Dr Al-Naser is hoping his study will help convince hospitals to add the Arab ethnicity to admissions forms. It could have a profound effect on public health.

“If you don’t have good data on how any disease is affecting communities, there will be no way to identify it and also that will be reflected on the allocation of resources and interventions and funding from the state and local governments,” he said.

The Arab-American community in San Diego is mostly made up of newer immigrants from Iraq and Syria. They work in front-line industries like health care, transport and cleaning in which they do not have the option of working from home. Many in the community also suffer from pre-existing conditions.

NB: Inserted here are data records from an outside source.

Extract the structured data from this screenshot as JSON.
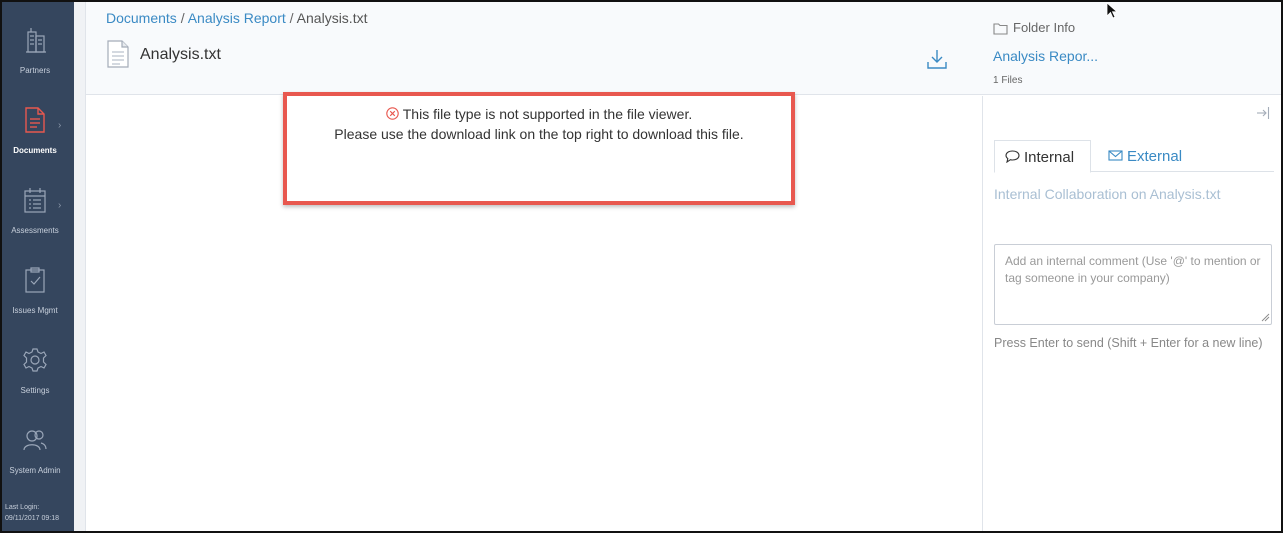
{
  "sidebar": {
    "items": [
      {
        "label": "Partners",
        "icon": "building-icon",
        "active": false,
        "has_chevron": false
      },
      {
        "label": "Documents",
        "icon": "document-icon",
        "active": true,
        "has_chevron": true
      },
      {
        "label": "Assessments",
        "icon": "calendar-list-icon",
        "active": false,
        "has_chevron": true
      },
      {
        "label": "Issues Mgmt",
        "icon": "clipboard-check-icon",
        "active": false,
        "has_chevron": false
      },
      {
        "label": "Settings",
        "icon": "gear-icon",
        "active": false,
        "has_chevron": false
      },
      {
        "label": "System Admin",
        "icon": "users-icon",
        "active": false,
        "has_chevron": false
      }
    ],
    "last_login_label": "Last Login:",
    "last_login_value": "09/11/2017 09:18"
  },
  "header": {
    "breadcrumb": {
      "items": [
        "Documents",
        "Analysis Report",
        "Analysis.txt"
      ],
      "separator": "/"
    },
    "file_title": "Analysis.txt",
    "folder_info": {
      "label": "Folder Info",
      "folder_name": "Analysis Repor...",
      "file_count": "1 Files"
    }
  },
  "viewer": {
    "alert": {
      "line1": "This file type is not supported in the file viewer.",
      "line2": "Please use the download link on the top right to download this file."
    }
  },
  "right_panel": {
    "tabs": {
      "internal": "Internal",
      "external": "External"
    },
    "collab_title": "Internal Collaboration on Analysis.txt",
    "comment_placeholder": "Add an internal comment (Use '@' to mention or tag someone in your company)",
    "send_hint": "Press Enter to send (Shift + Enter for a new line)"
  },
  "colors": {
    "sidebar_bg": "#35465e",
    "active_icon": "#e8584f",
    "link": "#3a8ac4",
    "alert_border": "#e8584f"
  }
}
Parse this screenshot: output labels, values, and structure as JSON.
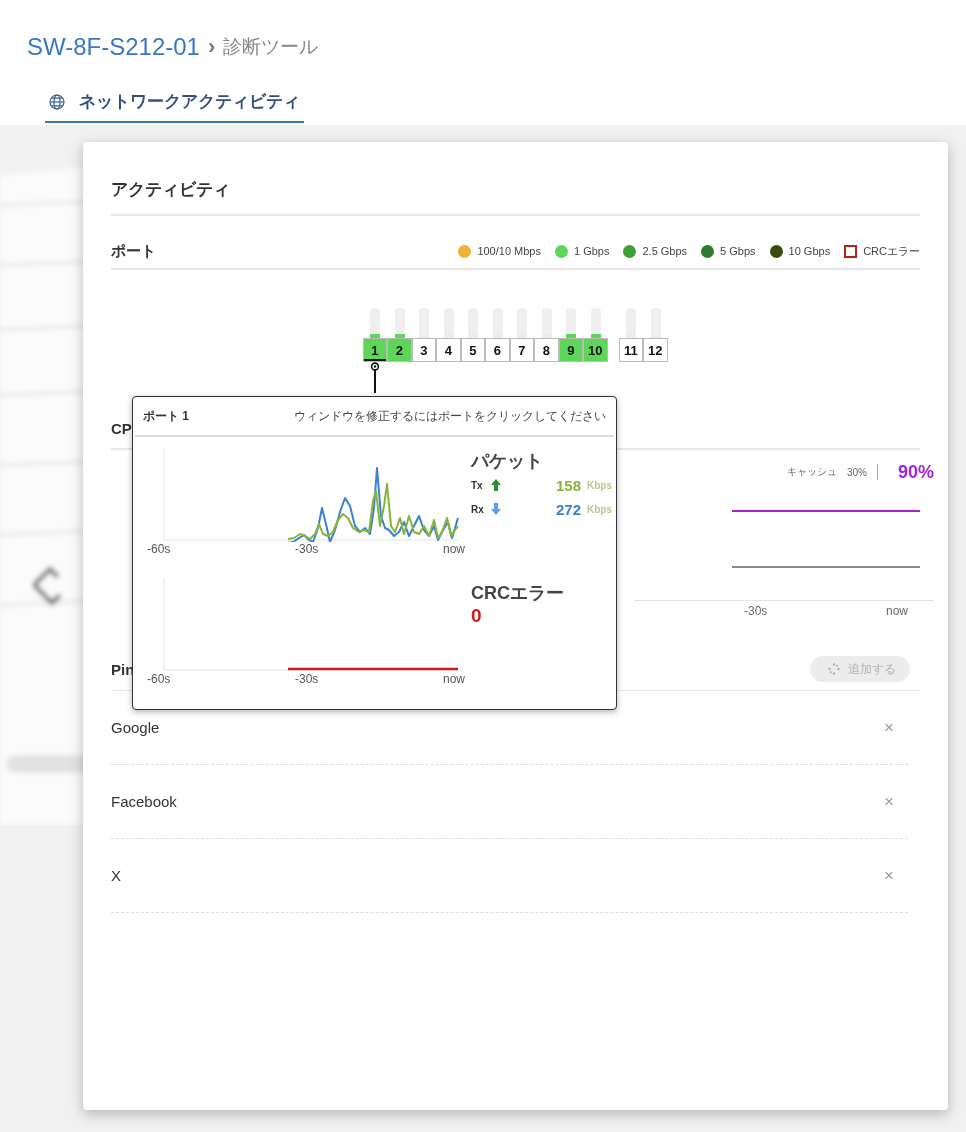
{
  "breadcrumb": {
    "device": "SW-8F-S212-01",
    "separator": "›",
    "page": "診断ツール"
  },
  "tabs": [
    {
      "label": "ネットワークアクティビティ",
      "selected": true
    }
  ],
  "card": {
    "title": "アクティビティ",
    "ports_section": {
      "title": "ポート",
      "legend": [
        {
          "label": "100/10 Mbps",
          "kind": "dot",
          "color": "#f2b134"
        },
        {
          "label": "1 Gbps",
          "kind": "dot",
          "color": "#5ed65a"
        },
        {
          "label": "2.5 Gbps",
          "kind": "dot",
          "color": "#3ca234"
        },
        {
          "label": "5 Gbps",
          "kind": "dot",
          "color": "#2e7a32"
        },
        {
          "label": "10 Gbps",
          "kind": "dot",
          "color": "#3b4a10"
        },
        {
          "label": "CRCエラー",
          "kind": "square",
          "color": "#b3221c"
        }
      ],
      "groups": [
        {
          "ports": [
            {
              "label": "1",
              "color": "#5ed65a",
              "selected": true
            },
            {
              "label": "2",
              "color": "#5ed65a",
              "selected": false
            },
            {
              "label": "3",
              "selected": false
            },
            {
              "label": "4",
              "selected": false
            },
            {
              "label": "5",
              "selected": false
            },
            {
              "label": "6",
              "selected": false
            },
            {
              "label": "7",
              "selected": false
            },
            {
              "label": "8",
              "selected": false
            },
            {
              "label": "9",
              "color": "#5ed65a",
              "selected": false
            },
            {
              "label": "10",
              "color": "#5ed65a",
              "selected": false
            }
          ]
        },
        {
          "ports": [
            {
              "label": "11",
              "selected": false
            },
            {
              "label": "12",
              "selected": false
            }
          ]
        }
      ]
    },
    "cpu_section": {
      "title": "CP",
      "cache_label": "キャッシュ",
      "cache_value": "30%",
      "value": "90%",
      "x_labels": [
        "-30s",
        "now"
      ]
    },
    "ping_section": {
      "title": "Pin",
      "add_button": {
        "label": "追加する",
        "disabled": true
      },
      "hosts": [
        {
          "name": "Google",
          "remove": "×"
        },
        {
          "name": "Facebook",
          "remove": "×"
        },
        {
          "name": "X",
          "remove": "×"
        }
      ]
    },
    "popup": {
      "title": "ポート 1",
      "hint": "ウィンドウを修正するにはポートをクリックしてください",
      "x_labels": [
        "-60s",
        "-30s",
        "now"
      ],
      "packets": {
        "title": "パケット",
        "rows": [
          {
            "label": "Tx",
            "kind": "up",
            "value": "158",
            "unit": "Kbps"
          },
          {
            "label": "Rx",
            "kind": "down",
            "value": "272",
            "unit": "Kbps"
          }
        ]
      },
      "crc": {
        "title": "CRCエラー",
        "value": "0",
        "x_labels": [
          "-60s",
          "-30s",
          "now"
        ]
      }
    }
  }
}
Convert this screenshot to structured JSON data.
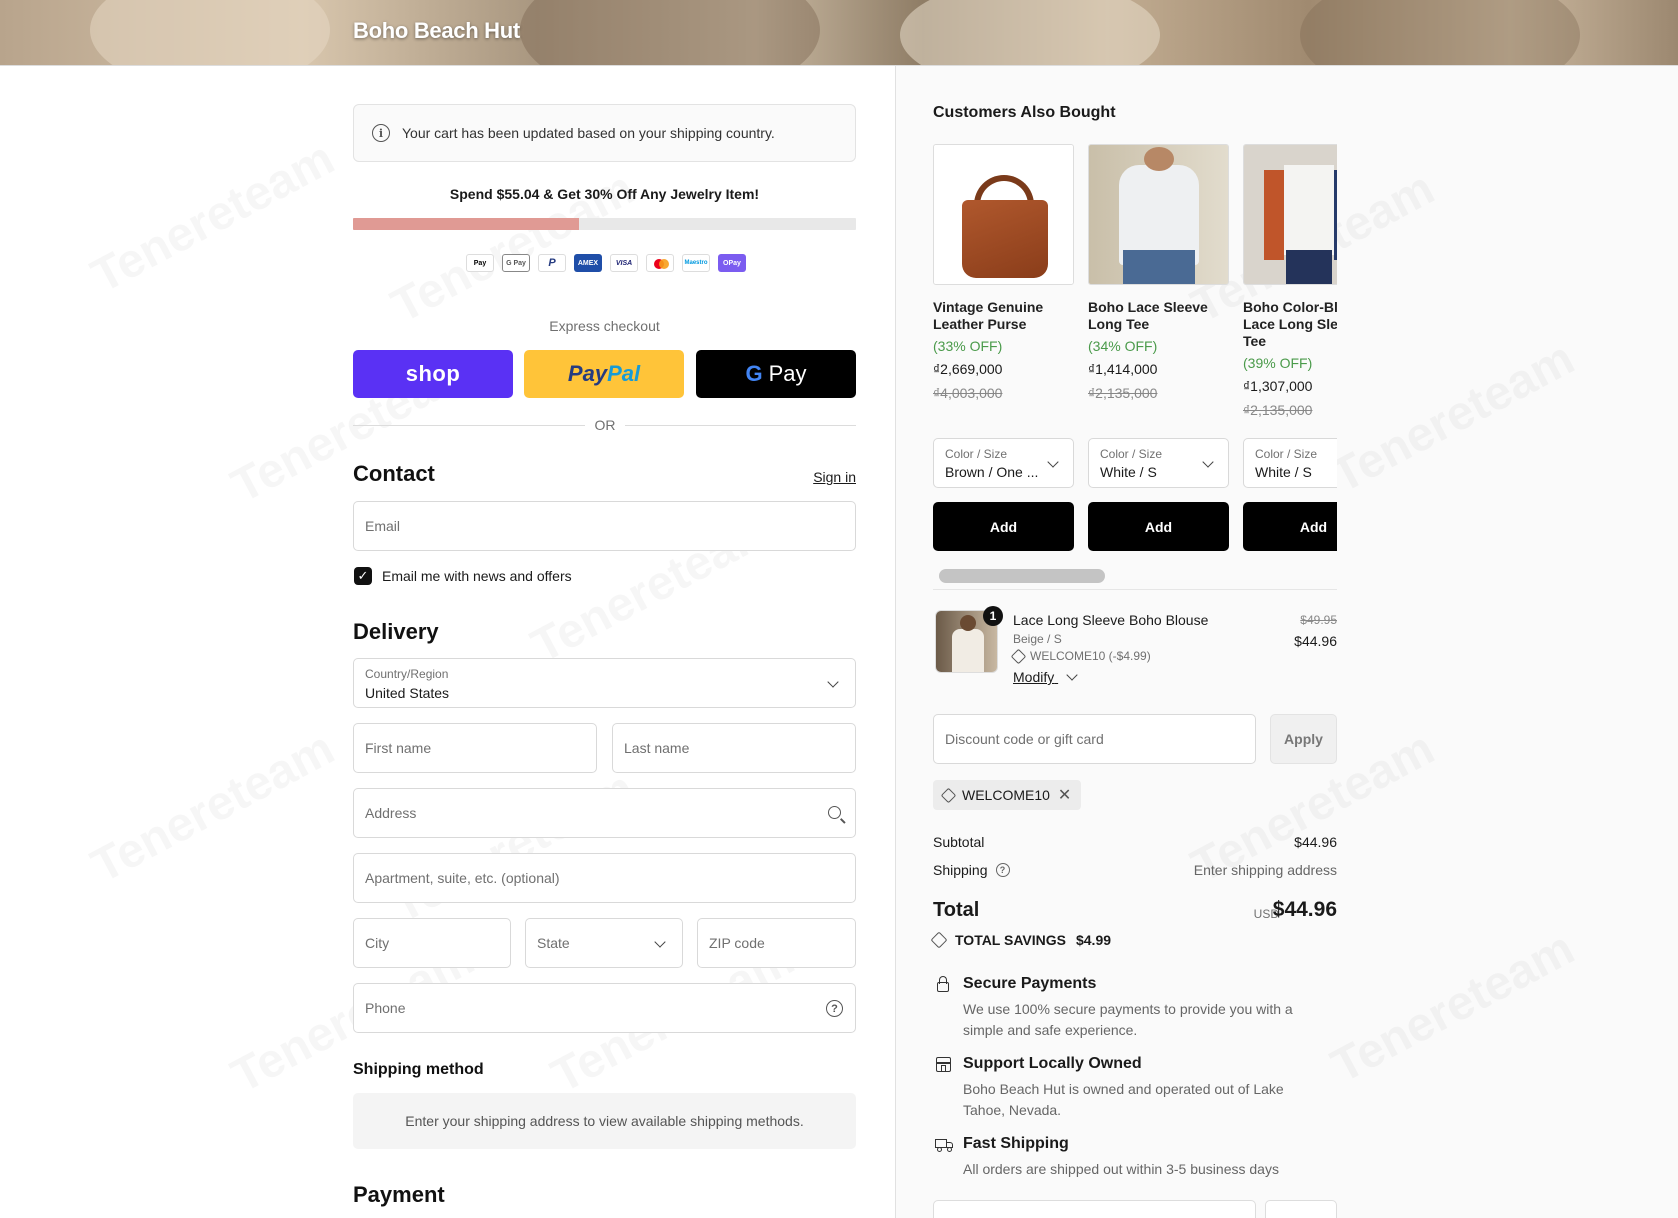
{
  "store": {
    "name": "Boho Beach Hut"
  },
  "notice": {
    "text": "Your cart has been updated based on your shipping country."
  },
  "promo": {
    "text": "Spend $55.04 & Get 30% Off Any Jewelry Item!",
    "progress": 0.45
  },
  "payment_icons": [
    {
      "label": "Pay",
      "icon": "apple-pay-icon"
    },
    {
      "label": "G Pay",
      "icon": "google-pay-icon"
    },
    {
      "label": "P",
      "icon": "paypal-icon"
    },
    {
      "label": "AMEX",
      "icon": "amex-icon"
    },
    {
      "label": "VISA",
      "icon": "visa-icon"
    },
    {
      "label": "",
      "icon": "mastercard-icon"
    },
    {
      "label": "Maestro",
      "icon": "maestro-icon"
    },
    {
      "label": "OPay",
      "icon": "opay-icon"
    }
  ],
  "express": {
    "label": "Express checkout",
    "shop": "shop",
    "paypal_a": "Pay",
    "paypal_b": "Pal",
    "gpay_g": "G",
    "gpay_text": "Pay",
    "or": "OR"
  },
  "contact": {
    "heading": "Contact",
    "signin": "Sign in",
    "email_placeholder": "Email",
    "newsletter_label": "Email me with news and offers",
    "newsletter_checked": true
  },
  "delivery": {
    "heading": "Delivery",
    "country_label": "Country/Region",
    "country_value": "United States",
    "first_name": "First name",
    "last_name": "Last name",
    "address": "Address",
    "apartment": "Apartment, suite, etc. (optional)",
    "city": "City",
    "state": "State",
    "zip": "ZIP code",
    "phone": "Phone"
  },
  "shipping": {
    "heading": "Shipping method",
    "empty": "Enter your shipping address to view available shipping methods."
  },
  "payment": {
    "heading": "Payment"
  },
  "upsell": {
    "heading": "Customers Also Bought",
    "products": [
      {
        "name": "Vintage Genuine Leather Purse",
        "off": "(33% OFF)",
        "price": "₫2,669,000",
        "compare": "₫4,003,000",
        "variant_label": "Color / Size",
        "variant_value": "Brown / One ...",
        "add": "Add"
      },
      {
        "name": "Boho Lace Sleeve Long Tee",
        "off": "(34% OFF)",
        "price": "₫1,414,000",
        "compare": "₫2,135,000",
        "variant_label": "Color / Size",
        "variant_value": "White / S",
        "add": "Add"
      },
      {
        "name": "Boho Color-Block Lace Long Sleeve Tee",
        "off": "(39% OFF)",
        "price": "₫1,307,000",
        "compare": "₫2,135,000",
        "variant_label": "Color / Size",
        "variant_value": "White / S",
        "add": "Add"
      }
    ]
  },
  "cart": {
    "item": {
      "qty": "1",
      "name": "Lace Long Sleeve Boho Blouse",
      "variant": "Beige / S",
      "discount": "WELCOME10 (-$4.99)",
      "modify": "Modify",
      "compare": "$49.95",
      "price": "$44.96"
    },
    "discount_placeholder": "Discount code or gift card",
    "apply": "Apply",
    "applied_code": "WELCOME10"
  },
  "summary": {
    "subtotal_label": "Subtotal",
    "subtotal": "$44.96",
    "shipping_label": "Shipping",
    "shipping": "Enter shipping address",
    "total_label": "Total",
    "currency": "USD",
    "total": "$44.96",
    "savings_label": "TOTAL SAVINGS",
    "savings": "$4.99"
  },
  "features": [
    {
      "title": "Secure Payments",
      "desc": "We use 100% secure payments to provide you with a simple and safe experience.",
      "icon": "lock-icon"
    },
    {
      "title": "Support Locally Owned",
      "desc": "Boho Beach Hut is owned and operated out of Lake Tahoe, Nevada.",
      "icon": "store-icon"
    },
    {
      "title": "Fast Shipping",
      "desc": "All orders are shipped out within 3-5 business days",
      "icon": "truck-icon"
    }
  ],
  "colors": {
    "shop": "#5a31f4",
    "paypal": "#ffc439",
    "progress_fill": "#e09a94",
    "savings_green": "#4a9a4a"
  }
}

“There is also a prevalence of pre-existing medical conditions that put this population at risk: diabetes, hypertension, heart disease, chronic lung disease, smoking-related disease — these are all factors that contribute to the severity of the Covid-19 illness as well as mortality,” said Dr Al-Naser.

Without a proper identifier, health trends in the Arab-American community may continue to go unnoticed.

“We as a community are invisible when it comes to our health and socio-economic problems. As a community, we are not getting our fair share of support from state and local government for tackling the health disparities that our community is facing, and so we want to prove that point so we get that [Arab] identifier implemented in health records,” said Dr Al-Naser.